Jerry Uelsmann
[Photographer, b. 1934, Detroit, Michigan, lives in Gainesville, Florida.]

 I have gradually confused photography and life and as a result of this I believe I am able to work out of myself at an almost precognitive level. 

Terence Donovan
[Photographer, b. 1936, Stepney, England, d. 1996, London.]

 Don’t buy a Hasselblad unless you have a tripod and an assistant. If you drop the magazine, it tends to be embarrassing, like trying to spoon up your guacamole in Acapulco. When I see a Hampstead gynaecologist on holiday festooned with a Hasselblad and lenses and no tripod, I know he is a photographer wanker. 

E.B. White
[Writer, b. 1899, Mount Vernon, New York, d. 1985, North Brooklin, Maine.]

 Of course, it may be that the arts of writing and photography are antithetical. The hope and aim of a word-handler is that he may communicate a thought or an impression to his reader without the reader’s realizing that he has been dragged through a series of hazardous or grotesque syntactical situations. In photography the goal seems to be to prove beyond a doubt that the cameraman, in his great moment of creation, was either hanging by his heels from the rafters or was wedged under the floor with his lens in a knothole. 

Juergen Teller
[Photographer, b. 1964, Erlangen, Germany, lives in London.]

 You develop more confidence within the world, as a human being, about taking risks. And on one level not taking things so seriously, and then again, taking things so seriously that you can allow yourself to have fun with it. I have that chance of making that fucking space my own—let’s go in there and piss in the corner if it feels great. 

Mark Twain (Samuel Langhorne Clemens)
[Writer, b. 1835, Hannibal, Missouri, d. 1910, Redding, Connecticut.]

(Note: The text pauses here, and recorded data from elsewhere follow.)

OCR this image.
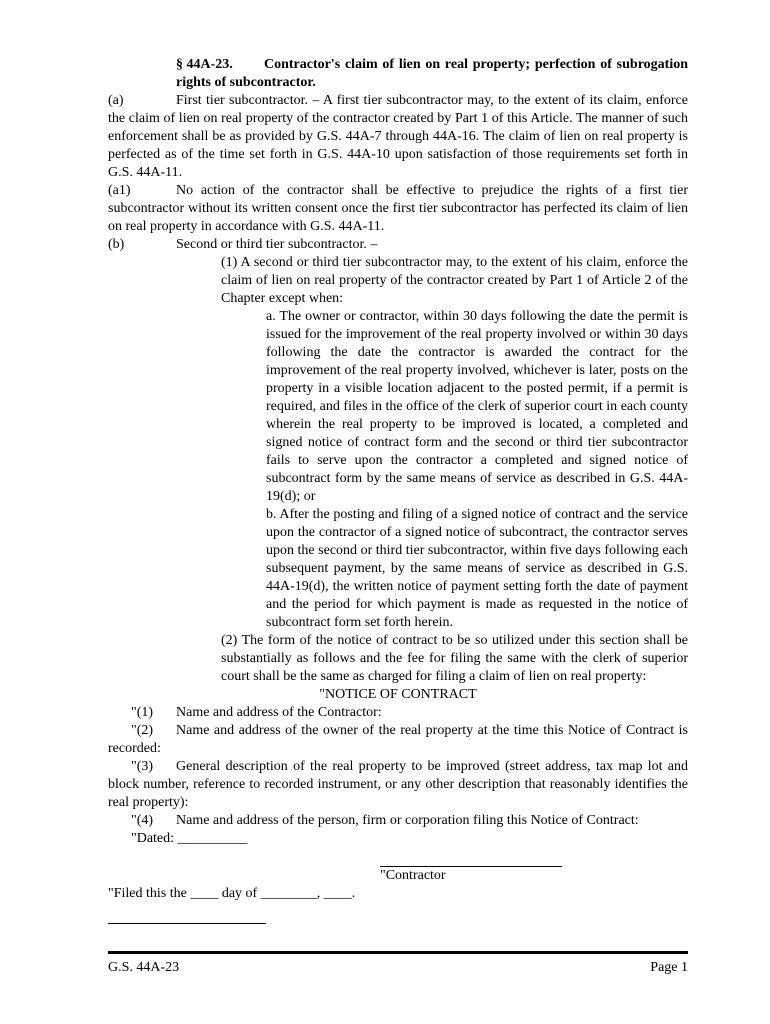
§ 44A-23. Contractor's claim of lien on real property; perfection of subrogation rights of subcontractor.
(a)	First tier subcontractor. – A first tier subcontractor may, to the extent of its claim, enforce the claim of lien on real property of the contractor created by Part 1 of this Article. The manner of such enforcement shall be as provided by G.S. 44A-7 through 44A-16. The claim of lien on real property is perfected as of the time set forth in G.S. 44A-10 upon satisfaction of those requirements set forth in G.S. 44A-11.
(a1)	No action of the contractor shall be effective to prejudice the rights of a first tier subcontractor without its written consent once the first tier subcontractor has perfected its claim of lien on real property in accordance with G.S. 44A-11.
(b)	Second or third tier subcontractor. –
(1) A second or third tier subcontractor may, to the extent of his claim, enforce the claim of lien on real property of the contractor created by Part 1 of Article 2 of the Chapter except when:
a. The owner or contractor, within 30 days following the date the permit is issued for the improvement of the real property involved or within 30 days following the date the contractor is awarded the contract for the improvement of the real property involved, whichever is later, posts on the property in a visible location adjacent to the posted permit, if a permit is required, and files in the office of the clerk of superior court in each county wherein the real property to be improved is located, a completed and signed notice of contract form and the second or third tier subcontractor fails to serve upon the contractor a completed and signed notice of subcontract form by the same means of service as described in G.S. 44A-19(d); or
b. After the posting and filing of a signed notice of contract and the service upon the contractor of a signed notice of subcontract, the contractor serves upon the second or third tier subcontractor, within five days following each subsequent payment, by the same means of service as described in G.S. 44A-19(d), the written notice of payment setting forth the date of payment and the period for which payment is made as requested in the notice of subcontract form set forth herein.
(2) The form of the notice of contract to be so utilized under this section shall be substantially as follows and the fee for filing the same with the clerk of superior court shall be the same as charged for filing a claim of lien on real property:
"NOTICE OF CONTRACT
"(1) Name and address of the Contractor:
"(2) Name and address of the owner of the real property at the time this Notice of Contract is recorded:
"(3) General description of the real property to be improved (street address, tax map lot and block number, reference to recorded instrument, or any other description that reasonably identifies the real property):
"(4) Name and address of the person, firm or corporation filing this Notice of Contract:
"Dated: __________
"Contractor
"Filed this the ____ day of ________, ____.
G.S. 44A-23	Page 1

 ... No photograph ever was good, yet, of anybody—hunger and thirst and utter wretchedness overtake the outlaw who invented it! It transforms into desperadoes the weakest of men; depicts sinless innocence upon the pictured faces of ruffians; gives the wise man the stupid leer of a fool, and the fool an expression of more than earthly wisdom. 

Larry Clark
[Photographer and filmmaker, b. 1943, Tulsa, Oklahoma, lives in New York.]

 [Eugene Smith] was always writing these diatribes about truth, and how he wanted to tell the truth, the truth, the truth. It was a real rebel position. It was kind of like a teenager’s position: why can’t things be like they should be? Why can’t I do what I want? I latched on to that philosophy. One day I snapped, hey, you know, I know a story that no one’s ever told, never seen, and I’ve lived it. It’s my own story and my friends’ story. 

Philippe Halsman
[Photographer, b. 1906, Riga, Latvia, d. 1979, New York.]

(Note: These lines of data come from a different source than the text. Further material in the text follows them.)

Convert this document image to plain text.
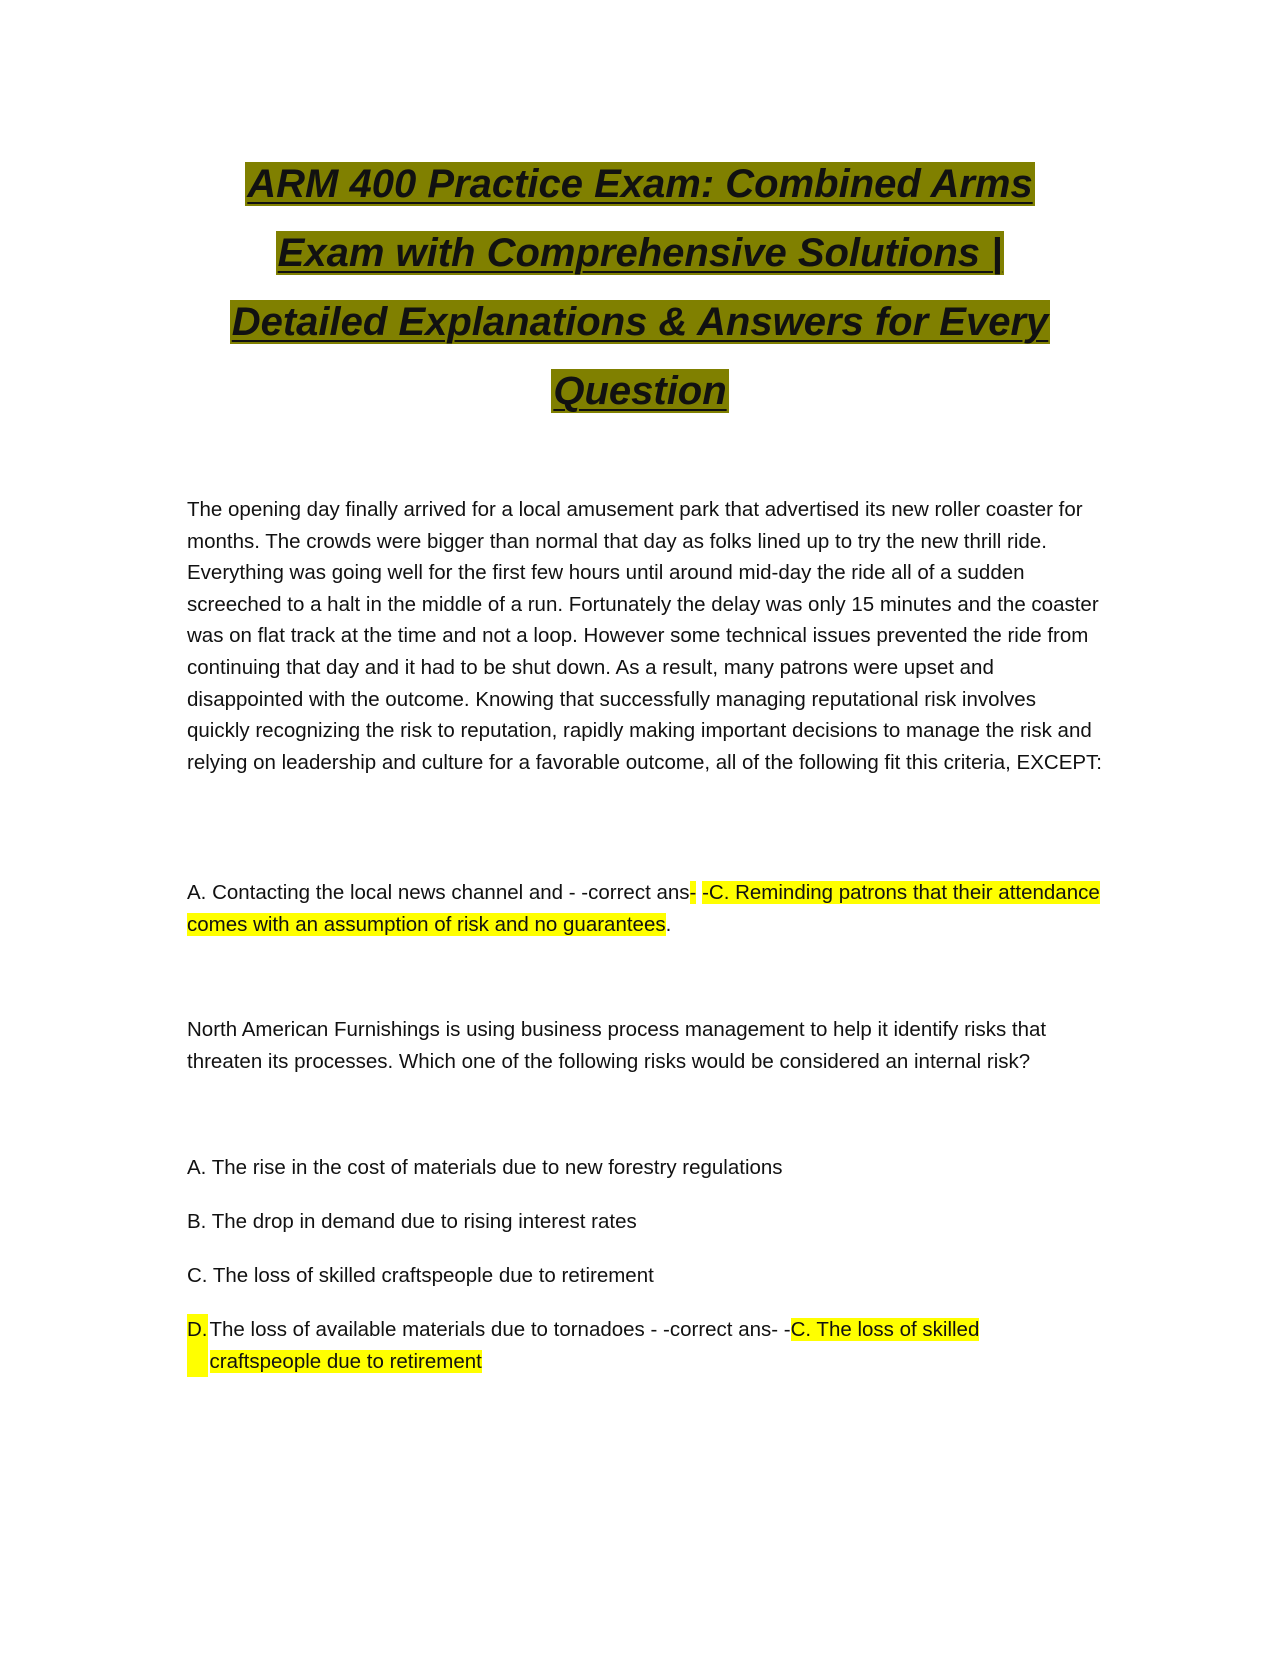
ARM 400 Practice Exam: Combined Arms
Exam with Comprehensive Solutions |
Detailed Explanations & Answers for Every
Question
The opening day finally arrived for a local amusement park that advertised its new roller coaster for months. The crowds were bigger than normal that day as folks lined up to try the new thrill ride. Everything was going well for the first few hours until around mid-day the ride all of a sudden screeched to a halt in the middle of a run. Fortunately the delay was only 15 minutes and the coaster was on flat track at the time and not a loop. However some technical issues prevented the ride from continuing that day and it had to be shut down. As a result, many patrons were upset and disappointed with the outcome. Knowing that successfully managing reputational risk involves quickly recognizing the risk to reputation, rapidly making important decisions to manage the risk and relying on leadership and culture for a favorable outcome, all of the following fit this criteria, EXCEPT:
A. Contacting the local news channel and - -correct ans- -C. Reminding patrons that their attendance comes with an assumption of risk and no guarantees.
North American Furnishings is using business process management to help it identify risks that threaten its processes. Which one of the following risks would be considered an internal risk?
A. The rise in the cost of materials due to new forestry regulations
B. The drop in demand due to rising interest rates
C. The loss of skilled craftspeople due to retirement
D. The loss of available materials due to tornadoes - -correct ans- -C. The loss of skilled craftspeople due to retirement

 I drifted into photography like one drifts into prostitution. First I did it to please myself, then I did it to please my friends, and eventually I did it for money. 

Larry Clark
[Photographer and filmmaker, b. 1943, Tulsa, Oklahoma, lives in New York.]

 since I became a photographer I always wanted to turn back the year. always wished I had a camera when I was a boy. fucking in the backseat, gangbanging with the pretty girls all the other girls in the neighborhood hated.